A stroll down Harbour Street.

From Steampunk HQ we took a turn down Harbour Street. This little laneway behind the main street of Oamaru is a beautifully restored example of 19th century architecture. I like to think that the bunting is a permanent fixture, although I have a sneaking suspicion that it was all in celebration of the Queen’s birthday, which just so happened to be the day we were there. In honour of the Queen Mum, we splurged on a sweet treat, Deja Moo. This local ice cream shop had the most inventive flavors I’ve seen in a while. I had a scoop of caramel corn, with actual popcorn kernels and a scoop of vanilla pinot noir. Both were fantastic. Jason, ever the Irish cream fanatic, got a double scoop of Bailey’s.

Harbour Street Oamaur

Deja Moo Oamaru

We continued to meander down the street, popping in a variety of shops, including two of the absolute coolest secondhand bookstores IN THE WORLD. Adventure Books is dedicated solely to, you guessed it, books about adventure. There is a wicked travel section and shelves upon shelves covering everything from mountaineering to white water rafting, sailing and going on safari. The owners, fellow Yanks from the Lone Star state,  have been residents of Oamaru for decades, and couldn’t be happier to be missing out on all the chaos back in the States. Amen to that. My favorite feature of Adventure Books? The full sized sailboat right at the entrance!

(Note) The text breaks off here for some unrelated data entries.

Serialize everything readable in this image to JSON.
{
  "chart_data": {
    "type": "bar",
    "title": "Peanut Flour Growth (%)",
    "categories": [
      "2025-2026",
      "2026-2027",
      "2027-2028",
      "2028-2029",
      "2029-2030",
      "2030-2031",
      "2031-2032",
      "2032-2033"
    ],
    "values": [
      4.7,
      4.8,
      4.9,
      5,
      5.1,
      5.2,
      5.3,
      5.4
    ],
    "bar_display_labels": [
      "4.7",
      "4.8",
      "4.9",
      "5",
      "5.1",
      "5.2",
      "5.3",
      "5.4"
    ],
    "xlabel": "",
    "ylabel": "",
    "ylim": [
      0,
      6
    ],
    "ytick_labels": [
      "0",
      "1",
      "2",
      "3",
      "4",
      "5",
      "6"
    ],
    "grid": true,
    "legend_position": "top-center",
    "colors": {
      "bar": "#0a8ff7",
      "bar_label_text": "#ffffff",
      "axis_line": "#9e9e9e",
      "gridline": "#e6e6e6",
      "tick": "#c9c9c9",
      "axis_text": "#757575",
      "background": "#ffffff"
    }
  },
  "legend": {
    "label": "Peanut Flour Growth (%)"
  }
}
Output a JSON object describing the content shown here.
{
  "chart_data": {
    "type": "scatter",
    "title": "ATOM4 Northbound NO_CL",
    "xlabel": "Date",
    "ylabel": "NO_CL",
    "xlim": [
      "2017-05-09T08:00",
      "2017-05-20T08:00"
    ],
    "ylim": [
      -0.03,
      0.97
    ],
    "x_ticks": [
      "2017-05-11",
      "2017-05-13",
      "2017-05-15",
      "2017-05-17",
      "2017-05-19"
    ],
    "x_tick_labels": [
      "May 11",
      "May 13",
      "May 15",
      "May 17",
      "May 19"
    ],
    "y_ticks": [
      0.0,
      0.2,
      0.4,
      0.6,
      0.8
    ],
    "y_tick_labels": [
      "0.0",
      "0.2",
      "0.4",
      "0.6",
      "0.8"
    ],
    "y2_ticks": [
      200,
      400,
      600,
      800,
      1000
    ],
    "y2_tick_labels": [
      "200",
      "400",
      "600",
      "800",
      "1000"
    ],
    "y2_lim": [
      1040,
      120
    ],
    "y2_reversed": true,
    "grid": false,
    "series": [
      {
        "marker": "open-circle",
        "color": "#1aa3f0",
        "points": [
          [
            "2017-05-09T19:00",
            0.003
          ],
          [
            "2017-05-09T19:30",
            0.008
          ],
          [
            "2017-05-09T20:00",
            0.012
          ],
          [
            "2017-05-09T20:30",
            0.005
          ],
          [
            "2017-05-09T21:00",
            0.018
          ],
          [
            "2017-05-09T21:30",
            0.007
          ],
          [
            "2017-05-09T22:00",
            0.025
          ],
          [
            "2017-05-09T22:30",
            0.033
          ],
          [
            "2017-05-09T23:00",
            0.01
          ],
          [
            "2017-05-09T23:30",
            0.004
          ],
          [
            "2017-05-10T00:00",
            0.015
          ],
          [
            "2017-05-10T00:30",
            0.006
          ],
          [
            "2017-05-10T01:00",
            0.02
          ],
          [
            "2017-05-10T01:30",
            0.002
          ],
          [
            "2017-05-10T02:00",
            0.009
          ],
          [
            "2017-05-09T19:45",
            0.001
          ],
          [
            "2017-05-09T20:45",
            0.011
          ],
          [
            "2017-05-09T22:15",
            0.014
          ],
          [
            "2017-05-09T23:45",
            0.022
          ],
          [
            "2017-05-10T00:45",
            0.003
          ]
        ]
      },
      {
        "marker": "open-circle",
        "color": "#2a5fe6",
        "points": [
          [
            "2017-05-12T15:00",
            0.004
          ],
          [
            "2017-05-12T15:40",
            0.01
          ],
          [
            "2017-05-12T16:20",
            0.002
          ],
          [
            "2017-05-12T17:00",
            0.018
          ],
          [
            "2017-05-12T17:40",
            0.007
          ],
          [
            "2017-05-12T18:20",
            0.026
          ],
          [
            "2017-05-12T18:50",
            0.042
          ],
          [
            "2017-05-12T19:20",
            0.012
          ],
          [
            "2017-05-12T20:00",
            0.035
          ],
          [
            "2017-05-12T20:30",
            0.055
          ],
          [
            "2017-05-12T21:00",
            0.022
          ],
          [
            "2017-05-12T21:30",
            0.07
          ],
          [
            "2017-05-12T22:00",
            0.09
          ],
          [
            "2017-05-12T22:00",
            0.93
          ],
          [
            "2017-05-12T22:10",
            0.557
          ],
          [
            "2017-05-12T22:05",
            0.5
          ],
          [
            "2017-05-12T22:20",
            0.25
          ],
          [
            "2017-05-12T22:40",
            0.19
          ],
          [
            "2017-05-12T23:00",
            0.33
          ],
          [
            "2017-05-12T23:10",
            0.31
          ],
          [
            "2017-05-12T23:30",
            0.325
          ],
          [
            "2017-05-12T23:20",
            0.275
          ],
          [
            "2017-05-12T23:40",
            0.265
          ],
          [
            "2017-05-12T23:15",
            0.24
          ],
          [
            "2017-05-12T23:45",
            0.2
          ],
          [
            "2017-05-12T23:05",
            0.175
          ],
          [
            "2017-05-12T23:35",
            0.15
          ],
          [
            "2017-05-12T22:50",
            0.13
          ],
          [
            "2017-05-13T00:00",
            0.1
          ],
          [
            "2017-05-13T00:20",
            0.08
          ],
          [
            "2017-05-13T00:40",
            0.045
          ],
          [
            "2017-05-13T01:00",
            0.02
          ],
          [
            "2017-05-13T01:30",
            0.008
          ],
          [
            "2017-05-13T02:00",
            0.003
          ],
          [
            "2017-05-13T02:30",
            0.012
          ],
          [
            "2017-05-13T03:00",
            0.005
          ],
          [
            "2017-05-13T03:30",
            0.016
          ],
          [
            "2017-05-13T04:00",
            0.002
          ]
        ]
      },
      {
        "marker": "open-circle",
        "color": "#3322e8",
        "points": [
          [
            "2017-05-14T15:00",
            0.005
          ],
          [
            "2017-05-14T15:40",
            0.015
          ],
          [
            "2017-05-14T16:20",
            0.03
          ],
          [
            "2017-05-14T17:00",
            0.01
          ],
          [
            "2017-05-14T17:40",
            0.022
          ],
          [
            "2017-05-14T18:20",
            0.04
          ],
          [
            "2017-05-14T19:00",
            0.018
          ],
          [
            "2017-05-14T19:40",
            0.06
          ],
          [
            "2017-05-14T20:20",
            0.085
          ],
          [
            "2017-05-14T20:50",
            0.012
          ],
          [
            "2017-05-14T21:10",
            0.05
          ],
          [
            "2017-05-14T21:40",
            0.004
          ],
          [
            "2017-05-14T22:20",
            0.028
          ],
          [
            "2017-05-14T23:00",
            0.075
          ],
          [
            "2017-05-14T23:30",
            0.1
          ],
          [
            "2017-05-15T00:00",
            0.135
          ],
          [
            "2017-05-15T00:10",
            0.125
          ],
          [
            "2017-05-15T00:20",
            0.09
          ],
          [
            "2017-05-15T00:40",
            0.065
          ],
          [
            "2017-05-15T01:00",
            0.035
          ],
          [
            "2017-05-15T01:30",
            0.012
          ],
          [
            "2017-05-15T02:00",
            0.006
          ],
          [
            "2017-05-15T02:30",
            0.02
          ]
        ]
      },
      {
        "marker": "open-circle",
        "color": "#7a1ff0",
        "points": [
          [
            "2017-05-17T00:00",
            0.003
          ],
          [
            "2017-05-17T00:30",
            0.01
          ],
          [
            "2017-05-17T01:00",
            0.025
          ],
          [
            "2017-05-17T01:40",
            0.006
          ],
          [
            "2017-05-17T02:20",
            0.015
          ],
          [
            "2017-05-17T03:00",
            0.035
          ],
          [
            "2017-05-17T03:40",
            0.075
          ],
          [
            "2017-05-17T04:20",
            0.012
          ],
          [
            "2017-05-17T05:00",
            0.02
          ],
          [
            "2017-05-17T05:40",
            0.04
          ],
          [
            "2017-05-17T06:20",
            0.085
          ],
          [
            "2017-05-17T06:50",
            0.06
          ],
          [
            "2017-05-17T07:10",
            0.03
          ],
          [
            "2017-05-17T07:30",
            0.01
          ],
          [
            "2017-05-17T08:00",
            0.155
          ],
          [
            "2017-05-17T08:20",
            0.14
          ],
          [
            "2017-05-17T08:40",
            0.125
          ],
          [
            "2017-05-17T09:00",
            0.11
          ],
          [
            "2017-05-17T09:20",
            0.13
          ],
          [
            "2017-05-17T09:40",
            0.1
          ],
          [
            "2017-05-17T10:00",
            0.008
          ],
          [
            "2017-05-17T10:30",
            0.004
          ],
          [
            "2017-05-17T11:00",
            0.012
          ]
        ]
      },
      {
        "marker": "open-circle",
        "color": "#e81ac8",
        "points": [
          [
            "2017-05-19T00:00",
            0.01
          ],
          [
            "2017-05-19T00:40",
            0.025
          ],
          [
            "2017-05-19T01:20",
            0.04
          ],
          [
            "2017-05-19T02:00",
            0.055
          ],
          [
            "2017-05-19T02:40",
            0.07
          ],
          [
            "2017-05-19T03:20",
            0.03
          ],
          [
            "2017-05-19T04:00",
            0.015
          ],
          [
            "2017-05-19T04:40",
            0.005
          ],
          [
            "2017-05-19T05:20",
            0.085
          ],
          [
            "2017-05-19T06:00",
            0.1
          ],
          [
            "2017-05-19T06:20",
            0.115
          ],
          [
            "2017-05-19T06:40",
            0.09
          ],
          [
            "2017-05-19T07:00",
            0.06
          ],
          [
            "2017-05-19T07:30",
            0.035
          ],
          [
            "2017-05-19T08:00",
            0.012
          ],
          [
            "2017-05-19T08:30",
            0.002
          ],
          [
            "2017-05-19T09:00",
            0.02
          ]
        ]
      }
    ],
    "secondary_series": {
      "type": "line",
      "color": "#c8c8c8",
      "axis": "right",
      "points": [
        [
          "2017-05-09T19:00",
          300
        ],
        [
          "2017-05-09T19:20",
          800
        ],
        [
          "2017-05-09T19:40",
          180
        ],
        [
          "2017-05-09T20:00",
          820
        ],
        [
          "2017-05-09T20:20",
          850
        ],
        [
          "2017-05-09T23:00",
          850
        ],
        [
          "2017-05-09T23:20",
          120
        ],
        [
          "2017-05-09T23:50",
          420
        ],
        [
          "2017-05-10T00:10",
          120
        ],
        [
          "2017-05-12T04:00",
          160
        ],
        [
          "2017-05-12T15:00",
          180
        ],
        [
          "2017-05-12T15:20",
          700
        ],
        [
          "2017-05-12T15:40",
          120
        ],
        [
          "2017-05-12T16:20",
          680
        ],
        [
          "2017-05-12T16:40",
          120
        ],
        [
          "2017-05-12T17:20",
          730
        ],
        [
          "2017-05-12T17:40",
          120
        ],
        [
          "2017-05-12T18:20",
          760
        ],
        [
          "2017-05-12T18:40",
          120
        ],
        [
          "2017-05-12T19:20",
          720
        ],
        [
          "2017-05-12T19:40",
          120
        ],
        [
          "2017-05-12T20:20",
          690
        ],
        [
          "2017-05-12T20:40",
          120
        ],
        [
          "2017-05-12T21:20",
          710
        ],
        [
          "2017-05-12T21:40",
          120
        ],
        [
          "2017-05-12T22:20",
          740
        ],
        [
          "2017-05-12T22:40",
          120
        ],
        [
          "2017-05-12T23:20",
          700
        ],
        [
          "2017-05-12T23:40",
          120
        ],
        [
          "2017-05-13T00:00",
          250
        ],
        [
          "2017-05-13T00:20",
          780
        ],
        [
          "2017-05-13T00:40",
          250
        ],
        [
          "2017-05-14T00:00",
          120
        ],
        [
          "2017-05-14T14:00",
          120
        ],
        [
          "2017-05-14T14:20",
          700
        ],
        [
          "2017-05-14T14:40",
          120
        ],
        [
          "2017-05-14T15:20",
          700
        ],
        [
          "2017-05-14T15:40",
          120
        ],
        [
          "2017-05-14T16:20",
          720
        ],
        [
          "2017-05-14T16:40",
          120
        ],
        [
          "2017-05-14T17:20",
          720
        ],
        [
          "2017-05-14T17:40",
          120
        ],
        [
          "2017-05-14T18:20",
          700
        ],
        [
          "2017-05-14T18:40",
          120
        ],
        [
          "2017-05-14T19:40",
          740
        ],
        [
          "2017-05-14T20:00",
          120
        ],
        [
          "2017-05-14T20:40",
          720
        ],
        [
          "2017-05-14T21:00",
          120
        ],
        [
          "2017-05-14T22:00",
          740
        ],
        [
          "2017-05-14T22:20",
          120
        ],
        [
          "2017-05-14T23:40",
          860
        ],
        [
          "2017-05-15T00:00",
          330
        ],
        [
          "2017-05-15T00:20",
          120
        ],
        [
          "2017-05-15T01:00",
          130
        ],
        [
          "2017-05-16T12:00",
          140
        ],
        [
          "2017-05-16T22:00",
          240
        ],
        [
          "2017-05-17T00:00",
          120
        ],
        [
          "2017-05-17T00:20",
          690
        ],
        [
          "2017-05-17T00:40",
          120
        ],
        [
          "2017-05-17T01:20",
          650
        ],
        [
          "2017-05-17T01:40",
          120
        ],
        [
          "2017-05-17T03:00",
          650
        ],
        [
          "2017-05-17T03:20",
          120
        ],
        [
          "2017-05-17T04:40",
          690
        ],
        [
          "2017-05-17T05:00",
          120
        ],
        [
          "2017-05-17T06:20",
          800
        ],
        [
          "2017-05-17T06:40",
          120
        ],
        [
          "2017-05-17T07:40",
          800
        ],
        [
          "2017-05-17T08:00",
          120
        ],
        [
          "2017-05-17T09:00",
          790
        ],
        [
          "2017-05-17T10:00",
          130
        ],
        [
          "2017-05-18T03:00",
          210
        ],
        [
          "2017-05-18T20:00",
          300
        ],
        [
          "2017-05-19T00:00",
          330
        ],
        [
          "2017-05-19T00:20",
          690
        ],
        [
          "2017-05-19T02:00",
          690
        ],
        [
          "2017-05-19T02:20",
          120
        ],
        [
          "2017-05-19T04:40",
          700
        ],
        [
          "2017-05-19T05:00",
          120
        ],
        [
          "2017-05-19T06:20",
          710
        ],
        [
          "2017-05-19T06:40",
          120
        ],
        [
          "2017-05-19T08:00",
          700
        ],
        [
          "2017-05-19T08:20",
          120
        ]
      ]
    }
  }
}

Needless to say, we spent a lot of time perusing the bookcases. This unfortunately didn’t leave us much time for the rest of the treasures along the street and beyond. We did pop into another fantastic used book store, Slightly Foxed Books. I had a mad dash of book lust and fell in love with an Alice in Wonderland themed children’s reading nook… it was really more like a fort. Seriously, how does such a small town get so rich with awesome book stores?

Adventure Books Oamaru

Onward and, well, onward.

I feel like this is a recurring sentiment on here, but I wish we’d had more time. I easily could have spent a day or two just soaking up the awesome vibe in Oamaru. But onward we had to go. After two weeks of non-stop travel, we were ready to take the pace back down a few notches. Wanaka and Queenstown would be the perfect area to hang around for a while, so off we went.



A fun reality series to catch if you’re interested in Steampunk is Steampunk’d, a competition show where creators compete in challenges transforming the ordinary into steampunk art. Check it out!